Since January, I have officiated at twenty-three funerals. Each one of those funerals ended with these words. Perhaps, you remember them on your sad day. They are words of hope.
Jesus was born in the ordinary way, yet he lived an extraordinary life. He never committed a single sin. He deserved to live an extra-long life, but it didn’t happen. He was executed as a young man. It was a Roman form of death. Jesus was crucified. His corpse was placed in a tomb. Once dead, Jesus’ friends came to pay their final respects. Those who came early in the morning, to get the horrible job done, made the great discovery. The tomb was empty! Somehow, Jesus had come back to life. I have never been able to explain how the resurrection happened, because I can’t explain a miracle. However, I do know the resurrection of Jesus changed everything. It is the cornerstone of our faith, and it changed the way you are experiencing today. Without the resurrection of Jesus, it is over with the benediction or the lunch. However, with the resurrection, there is so much more.
When I was young, my mother always told me to tell the truth. She knew I wasn’t too bright, and she knew it would be hard for me to remember all the lies. She said, telling the truth is easier. For this reason, I have always told the truth, even if the truth is hard to hear. Someone once asked me the question, what do you look forward to in your own death? I don’t think about my death too often, but I gave them an honest answer. My answer is your answer. When I die, I look forward to seeing all those people who have gone on ahead of me.
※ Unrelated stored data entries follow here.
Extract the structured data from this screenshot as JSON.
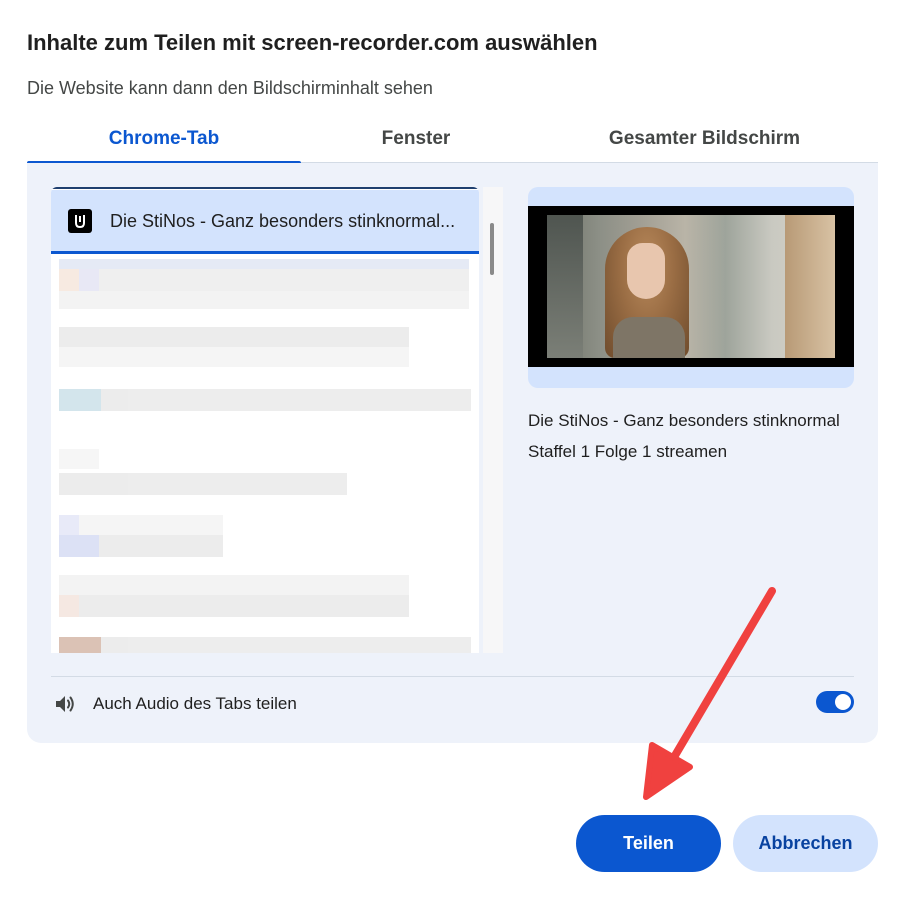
{
  "dialog": {
    "title": "Inhalte zum Teilen mit screen-recorder.com auswählen",
    "subtitle": "Die Website kann dann den Bildschirminhalt sehen"
  },
  "tabs": [
    {
      "label": "Chrome-Tab",
      "active": true
    },
    {
      "label": "Fenster",
      "active": false
    },
    {
      "label": "Gesamter Bildschirm",
      "active": false
    }
  ],
  "tab_list": {
    "selected_item": {
      "label": "Die StiNos - Ganz besonders stinknormal...",
      "icon": "site-favicon-icon"
    }
  },
  "preview": {
    "title": "Die StiNos - Ganz besonders stinknormal Staffel 1 Folge 1 streamen"
  },
  "audio": {
    "label": "Auch Audio des Tabs teilen",
    "icon": "speaker-icon",
    "enabled": true
  },
  "buttons": {
    "share": "Teilen",
    "cancel": "Abbrechen"
  },
  "colors": {
    "accent": "#0b57d0",
    "selected_bg": "#d3e3fd",
    "panel_bg": "#eef2fa",
    "annotation_arrow": "#f0413f"
  }
}
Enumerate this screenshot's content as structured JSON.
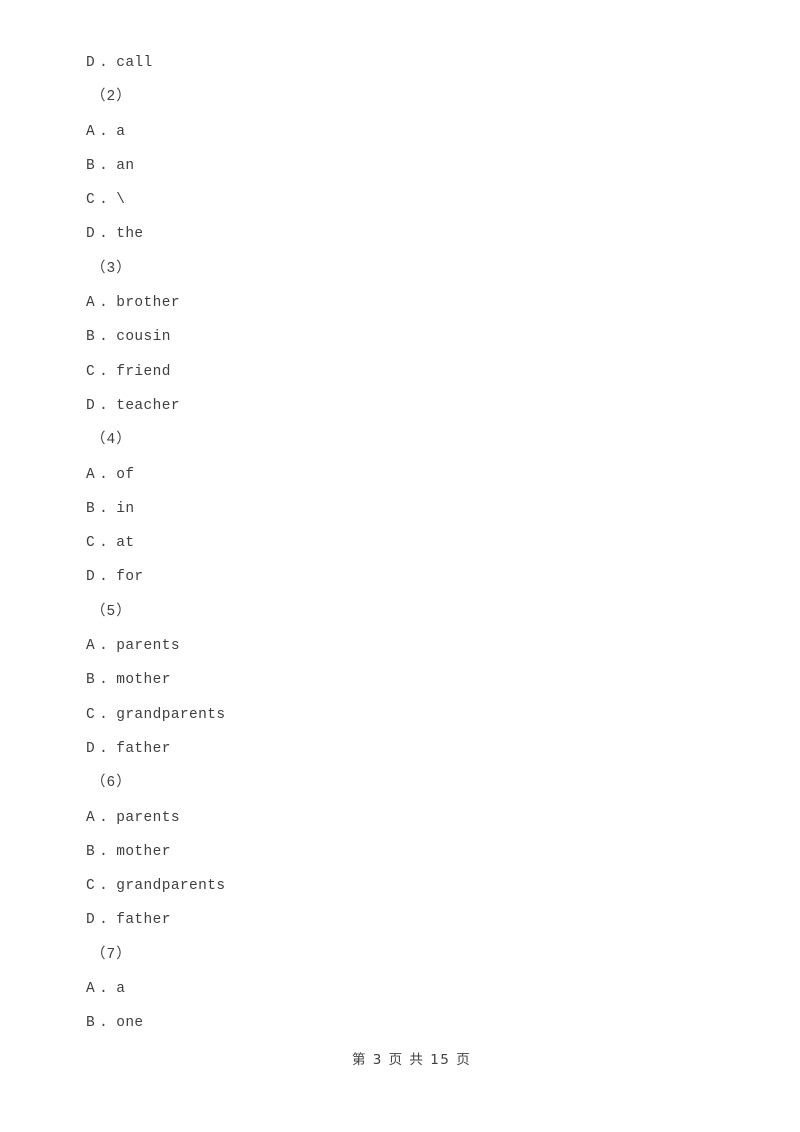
{
  "page": {
    "background_color": "#ffffff",
    "text_color": "#3f3f3f"
  },
  "footer": {
    "text": "第 3 页 共 15 页",
    "current_page": 3,
    "total_pages": 15
  },
  "blocks": [
    {
      "kind": "option",
      "letter": "D",
      "sep": ".",
      "text": "call"
    },
    {
      "kind": "qnum",
      "text": "（2）"
    },
    {
      "kind": "option",
      "letter": "A",
      "sep": ".",
      "text": "a"
    },
    {
      "kind": "option",
      "letter": "B",
      "sep": ".",
      "text": "an"
    },
    {
      "kind": "option",
      "letter": "C",
      "sep": ".",
      "text": "\\"
    },
    {
      "kind": "option",
      "letter": "D",
      "sep": ".",
      "text": "the"
    },
    {
      "kind": "qnum",
      "text": "（3）"
    },
    {
      "kind": "option",
      "letter": "A",
      "sep": ".",
      "text": "brother"
    },
    {
      "kind": "option",
      "letter": "B",
      "sep": ".",
      "text": "cousin"
    },
    {
      "kind": "option",
      "letter": "C",
      "sep": ".",
      "text": "friend"
    },
    {
      "kind": "option",
      "letter": "D",
      "sep": ".",
      "text": "teacher"
    },
    {
      "kind": "qnum",
      "text": "（4）"
    },
    {
      "kind": "option",
      "letter": "A",
      "sep": ".",
      "text": "of"
    },
    {
      "kind": "option",
      "letter": "B",
      "sep": ".",
      "text": "in"
    },
    {
      "kind": "option",
      "letter": "C",
      "sep": ".",
      "text": "at"
    },
    {
      "kind": "option",
      "letter": "D",
      "sep": ".",
      "text": "for"
    },
    {
      "kind": "qnum",
      "text": "（5）"
    },
    {
      "kind": "option",
      "letter": "A",
      "sep": ".",
      "text": "parents"
    },
    {
      "kind": "option",
      "letter": "B",
      "sep": ".",
      "text": "mother"
    },
    {
      "kind": "option",
      "letter": "C",
      "sep": ".",
      "text": "grandparents"
    },
    {
      "kind": "option",
      "letter": "D",
      "sep": ".",
      "text": "father"
    },
    {
      "kind": "qnum",
      "text": "（6）"
    },
    {
      "kind": "option",
      "letter": "A",
      "sep": ".",
      "text": "parents"
    },
    {
      "kind": "option",
      "letter": "B",
      "sep": ".",
      "text": "mother"
    },
    {
      "kind": "option",
      "letter": "C",
      "sep": ".",
      "text": "grandparents"
    },
    {
      "kind": "option",
      "letter": "D",
      "sep": ".",
      "text": "father"
    },
    {
      "kind": "qnum",
      "text": "（7）"
    },
    {
      "kind": "option",
      "letter": "A",
      "sep": ".",
      "text": "a"
    },
    {
      "kind": "option",
      "letter": "B",
      "sep": ".",
      "text": "one"
    }
  ]
}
I think the person was disappointed in my answer. They wanted me to say, “singing in the choir”. There is no way. They wanted me to say, “standing at the throne”. The problem is, I am too hyperactive. When I get to heaven, I long to see the people who have passed ahead of me, people I have missed for a long time. Can I ask you a question? Who do you want to see when you get to heaven? Who is the first person you want to see when you get to heaven? It going to be a great reunion, thanks to our resurrected Lord and Savior, Jesus!
Our Gospel lesson for today began in sadness. A little girl, the daughter of a good man, was dying. Then, the sad moment came. She died. Everyone grieved but the grieving did not last long. Jesus resurrected her, and the reunion began. Norman Cousins (1915-1990) was an American political journalist, author, professor and world peace advocate. He once said, “Death is not the greatest loss in life. The greatest loss is what dies inside us while we live.”